Will Technological Change Lead to Abundance or Extinction?
At this year’s TED conference, which brought together some of the world’s leading thinkers and innovators, one of the most provocative debates challenged participants to consider the future of the earth. Two stunning TED Talks – “The Earth is Full” from Paul Gilding and “Abundance” from Peter Diamandis – were scheduled back-to-back to lead off the conference. While Peter Diamandis of the X Prize Foundation and Singularity University championed the cause of accelerating technological change, activist and former Greenpeace CEO Paul Gilding made the case that this accelerating rate of technological change is actually leading to reckless consumerism and the destruction of the earth’s delicate balance. So who’s right?
This debate over the scope and pace of technological change, of course, is one that goes back at least to the 18th century and Robert Thomas Malthus, who famously noted that, “The power of population is indefinitely greater than the power in the earth to produce subsistence for man.” Opposing the Malthusians were the likes of William Godwin and the Marquis de Condorcet, both of whom believed in the possibility of creating a society with the potential for indefinite future progress. This same debate over two extreme outcomes of technological change — abundance and extinction — has been revisited at regular intervals ever since. In short, the debate between Diamandis and Gilding is just the next iteration of this cycle, and thus far, the techno-optimists appear to be winning.
As Diamandis points out in his TED Talk on “Abundance,” we’ve reached an important inflection point in the development of the world. The progress of the world over the past 100 years – measured in terms of human life span and the quality of life – means that we are living in extraordinary times. Technological innovation in the form of cloud computing, synthetic biology, robotics, nanotech and artificial intelligence means that we now have the ability to solve the world’s most pressing problems over the next three decades: “‘I’m not saying we don’t have our set of problems — climate crisis, species extinction, water and energy shortage — we surely do. [But] ultimately we knock them down.”
Gilding, for his part, believes the world is at a breaking point and that the goal of “abundance” is just an illusion. At some point, too much technology, too fast, means that the system ultimately breaks down. Gilding is not alone – the likes of Nick Bostrom, the head of Oxford’s Future of Humanity Institute, argue that mankind may be headed along the dangerous path to extinction. As Bostrom points out, technologies like synthetic biology and nanotechnology, if handled imprudently, may actually pave the road for our ultimate demise.

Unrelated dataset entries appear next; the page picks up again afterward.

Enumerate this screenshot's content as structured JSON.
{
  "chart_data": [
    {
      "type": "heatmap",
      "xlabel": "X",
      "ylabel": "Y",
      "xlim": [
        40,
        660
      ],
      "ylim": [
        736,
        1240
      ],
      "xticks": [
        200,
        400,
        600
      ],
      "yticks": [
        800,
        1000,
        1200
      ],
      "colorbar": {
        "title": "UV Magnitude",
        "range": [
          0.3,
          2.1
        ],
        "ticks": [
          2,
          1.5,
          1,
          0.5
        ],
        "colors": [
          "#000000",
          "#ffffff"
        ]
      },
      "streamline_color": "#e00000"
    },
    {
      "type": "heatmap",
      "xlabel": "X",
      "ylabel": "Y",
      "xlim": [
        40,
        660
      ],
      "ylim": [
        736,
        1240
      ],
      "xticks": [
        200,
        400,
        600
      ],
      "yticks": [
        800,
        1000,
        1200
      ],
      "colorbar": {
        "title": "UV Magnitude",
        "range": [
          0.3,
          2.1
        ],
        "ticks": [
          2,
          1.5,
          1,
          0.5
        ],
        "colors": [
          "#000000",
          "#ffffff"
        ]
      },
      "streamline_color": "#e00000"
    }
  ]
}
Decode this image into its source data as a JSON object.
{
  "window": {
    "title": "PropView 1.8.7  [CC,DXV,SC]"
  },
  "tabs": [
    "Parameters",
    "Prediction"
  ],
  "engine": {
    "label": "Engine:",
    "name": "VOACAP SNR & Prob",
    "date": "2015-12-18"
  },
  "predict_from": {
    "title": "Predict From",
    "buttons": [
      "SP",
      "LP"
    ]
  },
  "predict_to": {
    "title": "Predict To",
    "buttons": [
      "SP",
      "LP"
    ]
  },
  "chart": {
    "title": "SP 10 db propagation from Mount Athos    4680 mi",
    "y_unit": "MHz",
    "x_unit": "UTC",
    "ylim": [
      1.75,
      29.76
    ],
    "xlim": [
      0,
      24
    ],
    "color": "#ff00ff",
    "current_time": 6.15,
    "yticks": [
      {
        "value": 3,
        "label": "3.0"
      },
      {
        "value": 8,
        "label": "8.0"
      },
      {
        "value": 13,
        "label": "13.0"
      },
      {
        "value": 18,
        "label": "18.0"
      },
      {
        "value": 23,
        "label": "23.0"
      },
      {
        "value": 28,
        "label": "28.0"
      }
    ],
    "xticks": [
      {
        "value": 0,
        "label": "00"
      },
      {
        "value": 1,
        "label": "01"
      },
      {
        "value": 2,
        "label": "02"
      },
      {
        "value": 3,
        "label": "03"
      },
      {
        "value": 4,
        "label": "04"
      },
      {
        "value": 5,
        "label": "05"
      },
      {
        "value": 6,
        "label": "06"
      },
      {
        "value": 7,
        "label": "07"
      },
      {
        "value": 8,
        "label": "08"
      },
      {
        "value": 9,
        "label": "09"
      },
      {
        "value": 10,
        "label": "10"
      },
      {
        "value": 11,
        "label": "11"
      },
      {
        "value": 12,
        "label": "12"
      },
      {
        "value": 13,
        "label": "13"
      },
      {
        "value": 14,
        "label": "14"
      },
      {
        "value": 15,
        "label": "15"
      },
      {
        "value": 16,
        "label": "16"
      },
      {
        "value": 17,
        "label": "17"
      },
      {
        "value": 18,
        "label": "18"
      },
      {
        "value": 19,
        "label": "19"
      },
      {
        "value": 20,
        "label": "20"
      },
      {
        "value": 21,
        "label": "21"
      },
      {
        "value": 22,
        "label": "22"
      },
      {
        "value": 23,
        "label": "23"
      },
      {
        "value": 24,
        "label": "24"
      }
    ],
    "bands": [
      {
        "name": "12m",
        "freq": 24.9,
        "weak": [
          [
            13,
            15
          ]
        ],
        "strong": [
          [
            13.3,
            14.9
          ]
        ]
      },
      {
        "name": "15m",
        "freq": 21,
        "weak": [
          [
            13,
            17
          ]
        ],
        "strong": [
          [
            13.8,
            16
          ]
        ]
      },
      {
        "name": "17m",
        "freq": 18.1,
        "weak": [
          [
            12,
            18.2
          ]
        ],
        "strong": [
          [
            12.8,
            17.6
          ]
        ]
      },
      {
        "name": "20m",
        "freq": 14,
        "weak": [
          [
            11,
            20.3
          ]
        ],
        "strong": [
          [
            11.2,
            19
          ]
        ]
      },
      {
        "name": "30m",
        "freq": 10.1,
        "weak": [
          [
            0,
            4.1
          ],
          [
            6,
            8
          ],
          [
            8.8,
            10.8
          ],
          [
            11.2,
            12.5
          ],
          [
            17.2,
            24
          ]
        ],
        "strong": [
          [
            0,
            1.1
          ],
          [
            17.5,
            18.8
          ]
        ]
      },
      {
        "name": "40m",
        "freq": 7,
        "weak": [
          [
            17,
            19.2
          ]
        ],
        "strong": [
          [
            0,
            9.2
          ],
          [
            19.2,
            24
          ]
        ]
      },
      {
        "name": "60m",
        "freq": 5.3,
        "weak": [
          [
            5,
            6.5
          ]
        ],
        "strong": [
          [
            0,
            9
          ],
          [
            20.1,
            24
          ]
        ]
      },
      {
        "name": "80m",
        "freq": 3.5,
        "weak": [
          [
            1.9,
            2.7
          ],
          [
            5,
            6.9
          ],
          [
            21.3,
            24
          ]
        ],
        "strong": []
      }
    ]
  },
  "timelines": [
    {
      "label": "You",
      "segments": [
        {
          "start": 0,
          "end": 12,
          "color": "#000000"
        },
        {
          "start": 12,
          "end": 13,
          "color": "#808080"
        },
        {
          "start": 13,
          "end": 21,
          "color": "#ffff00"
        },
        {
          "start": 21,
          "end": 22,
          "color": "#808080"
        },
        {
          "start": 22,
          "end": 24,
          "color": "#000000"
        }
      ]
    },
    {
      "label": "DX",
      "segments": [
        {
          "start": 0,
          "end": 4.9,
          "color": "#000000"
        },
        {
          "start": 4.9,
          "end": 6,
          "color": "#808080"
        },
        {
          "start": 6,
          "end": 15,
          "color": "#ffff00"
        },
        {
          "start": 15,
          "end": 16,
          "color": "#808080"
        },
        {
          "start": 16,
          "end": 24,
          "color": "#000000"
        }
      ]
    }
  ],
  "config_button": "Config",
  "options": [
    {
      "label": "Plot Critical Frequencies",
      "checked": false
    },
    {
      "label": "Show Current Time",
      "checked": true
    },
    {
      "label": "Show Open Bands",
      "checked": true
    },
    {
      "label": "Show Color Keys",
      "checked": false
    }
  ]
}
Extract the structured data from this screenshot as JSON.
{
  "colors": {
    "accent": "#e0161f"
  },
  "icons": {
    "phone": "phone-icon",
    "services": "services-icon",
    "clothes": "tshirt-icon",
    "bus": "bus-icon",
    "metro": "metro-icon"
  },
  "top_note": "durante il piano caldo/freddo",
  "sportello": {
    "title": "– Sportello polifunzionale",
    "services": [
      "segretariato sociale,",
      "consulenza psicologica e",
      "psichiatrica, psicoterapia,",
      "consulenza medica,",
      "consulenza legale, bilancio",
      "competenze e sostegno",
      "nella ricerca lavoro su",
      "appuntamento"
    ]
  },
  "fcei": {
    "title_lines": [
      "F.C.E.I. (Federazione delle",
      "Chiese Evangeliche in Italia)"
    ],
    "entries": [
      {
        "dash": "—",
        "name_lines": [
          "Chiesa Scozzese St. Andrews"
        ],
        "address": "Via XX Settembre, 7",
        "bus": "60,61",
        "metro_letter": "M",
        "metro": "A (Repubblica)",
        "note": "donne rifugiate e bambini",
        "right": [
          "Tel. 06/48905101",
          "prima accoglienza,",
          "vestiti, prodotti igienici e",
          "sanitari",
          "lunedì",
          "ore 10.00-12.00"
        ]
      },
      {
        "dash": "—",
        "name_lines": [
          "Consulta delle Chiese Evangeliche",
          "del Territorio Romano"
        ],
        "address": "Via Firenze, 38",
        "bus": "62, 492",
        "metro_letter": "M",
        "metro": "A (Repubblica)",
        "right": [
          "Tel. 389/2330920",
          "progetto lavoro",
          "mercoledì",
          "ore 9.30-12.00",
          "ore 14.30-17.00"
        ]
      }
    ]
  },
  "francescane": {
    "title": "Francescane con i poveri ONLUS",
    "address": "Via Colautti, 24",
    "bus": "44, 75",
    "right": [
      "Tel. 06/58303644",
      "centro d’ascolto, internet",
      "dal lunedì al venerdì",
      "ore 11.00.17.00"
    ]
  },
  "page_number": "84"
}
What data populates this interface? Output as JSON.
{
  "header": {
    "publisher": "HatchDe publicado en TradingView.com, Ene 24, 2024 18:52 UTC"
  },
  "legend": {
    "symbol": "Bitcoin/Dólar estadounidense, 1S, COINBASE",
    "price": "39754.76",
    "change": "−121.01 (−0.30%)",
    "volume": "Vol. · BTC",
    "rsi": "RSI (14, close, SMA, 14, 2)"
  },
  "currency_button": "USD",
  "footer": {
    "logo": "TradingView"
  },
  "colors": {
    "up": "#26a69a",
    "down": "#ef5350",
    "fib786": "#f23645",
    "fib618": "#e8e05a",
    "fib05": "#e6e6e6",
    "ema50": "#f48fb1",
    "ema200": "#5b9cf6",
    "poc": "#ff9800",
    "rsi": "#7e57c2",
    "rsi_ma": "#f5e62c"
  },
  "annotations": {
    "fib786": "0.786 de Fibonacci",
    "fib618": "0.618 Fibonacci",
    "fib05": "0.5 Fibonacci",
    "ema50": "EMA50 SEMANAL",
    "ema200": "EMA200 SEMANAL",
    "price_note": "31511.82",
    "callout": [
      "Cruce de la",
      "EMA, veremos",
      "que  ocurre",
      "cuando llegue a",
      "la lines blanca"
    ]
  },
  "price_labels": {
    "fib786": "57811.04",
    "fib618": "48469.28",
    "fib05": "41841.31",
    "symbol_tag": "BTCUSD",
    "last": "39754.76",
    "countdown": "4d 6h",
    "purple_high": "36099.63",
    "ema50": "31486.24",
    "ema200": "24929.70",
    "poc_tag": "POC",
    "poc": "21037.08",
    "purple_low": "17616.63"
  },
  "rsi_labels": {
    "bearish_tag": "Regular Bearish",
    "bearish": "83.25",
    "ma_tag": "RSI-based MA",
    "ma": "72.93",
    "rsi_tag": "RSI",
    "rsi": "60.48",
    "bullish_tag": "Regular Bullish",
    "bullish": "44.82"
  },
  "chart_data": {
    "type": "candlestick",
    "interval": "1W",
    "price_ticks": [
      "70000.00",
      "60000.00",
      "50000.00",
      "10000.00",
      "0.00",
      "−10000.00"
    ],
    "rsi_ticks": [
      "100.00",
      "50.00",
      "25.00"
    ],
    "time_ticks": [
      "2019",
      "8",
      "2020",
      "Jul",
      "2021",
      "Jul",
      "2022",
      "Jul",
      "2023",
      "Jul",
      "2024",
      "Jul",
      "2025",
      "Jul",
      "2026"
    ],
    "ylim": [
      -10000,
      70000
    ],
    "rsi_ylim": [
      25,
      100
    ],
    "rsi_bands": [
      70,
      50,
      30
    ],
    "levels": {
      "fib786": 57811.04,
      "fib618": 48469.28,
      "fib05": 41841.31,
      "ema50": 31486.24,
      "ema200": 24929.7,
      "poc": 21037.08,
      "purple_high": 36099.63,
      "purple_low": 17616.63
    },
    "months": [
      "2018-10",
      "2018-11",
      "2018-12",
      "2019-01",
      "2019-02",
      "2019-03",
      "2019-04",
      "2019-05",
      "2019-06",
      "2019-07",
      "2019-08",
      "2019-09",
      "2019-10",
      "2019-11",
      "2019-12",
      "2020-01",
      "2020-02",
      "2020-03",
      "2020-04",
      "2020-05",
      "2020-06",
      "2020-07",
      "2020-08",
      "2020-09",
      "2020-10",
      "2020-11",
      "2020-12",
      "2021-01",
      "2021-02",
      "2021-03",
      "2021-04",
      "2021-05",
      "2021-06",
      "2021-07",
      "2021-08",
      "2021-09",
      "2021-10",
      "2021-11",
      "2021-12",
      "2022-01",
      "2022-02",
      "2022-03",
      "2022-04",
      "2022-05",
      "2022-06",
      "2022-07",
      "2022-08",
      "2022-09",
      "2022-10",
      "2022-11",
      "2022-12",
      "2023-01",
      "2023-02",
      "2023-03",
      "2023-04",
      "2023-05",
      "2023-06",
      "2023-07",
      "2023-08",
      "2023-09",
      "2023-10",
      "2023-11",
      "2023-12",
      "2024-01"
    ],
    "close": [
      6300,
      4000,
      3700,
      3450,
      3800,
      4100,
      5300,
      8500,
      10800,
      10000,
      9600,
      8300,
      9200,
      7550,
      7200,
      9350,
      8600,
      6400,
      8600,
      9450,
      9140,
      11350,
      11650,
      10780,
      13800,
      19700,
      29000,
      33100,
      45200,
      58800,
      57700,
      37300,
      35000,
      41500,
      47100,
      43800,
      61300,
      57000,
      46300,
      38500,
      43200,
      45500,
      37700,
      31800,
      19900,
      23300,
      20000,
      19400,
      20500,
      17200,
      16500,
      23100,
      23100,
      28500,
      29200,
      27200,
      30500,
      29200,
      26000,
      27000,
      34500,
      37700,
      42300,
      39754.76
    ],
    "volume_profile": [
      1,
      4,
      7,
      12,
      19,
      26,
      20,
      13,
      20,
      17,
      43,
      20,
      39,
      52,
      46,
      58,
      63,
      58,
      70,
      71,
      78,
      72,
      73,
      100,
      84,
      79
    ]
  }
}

What we do and how we act at the current technology inflection point will have a major impact on whether we get to abundance or extinction. Do we view the 7 billion people on the earth as a cumulative drag on our global resources – or as a source of inspiration and hope?
In his new book Abundance, Diamandis refers to the newest of these 7 billion as the Rising Billion. Rather than consuming resources in a world of scarcity, they are adopting technology with stunning rapidity, turning everyday items like smart phones into tools of future progress. These Rising Billion in places like Africa suddenly have technology exponentially more powerful than anything used to create the U.S. space program.
So will rapid technological change lead to abundance or extinction, to doomsday or utopia? People who make the “earth is full” argument tend to think of technological change progressing in a linear, rather than exponential, manner. From this perspective, new alternative energies can only make a small dent in the global carbon footprint and new medical technologies can only slightly reverse the path of disease in the world. If technological change occurs at an exponential pace, however, it’s possible to create an abundant future that even now is hard to imagine.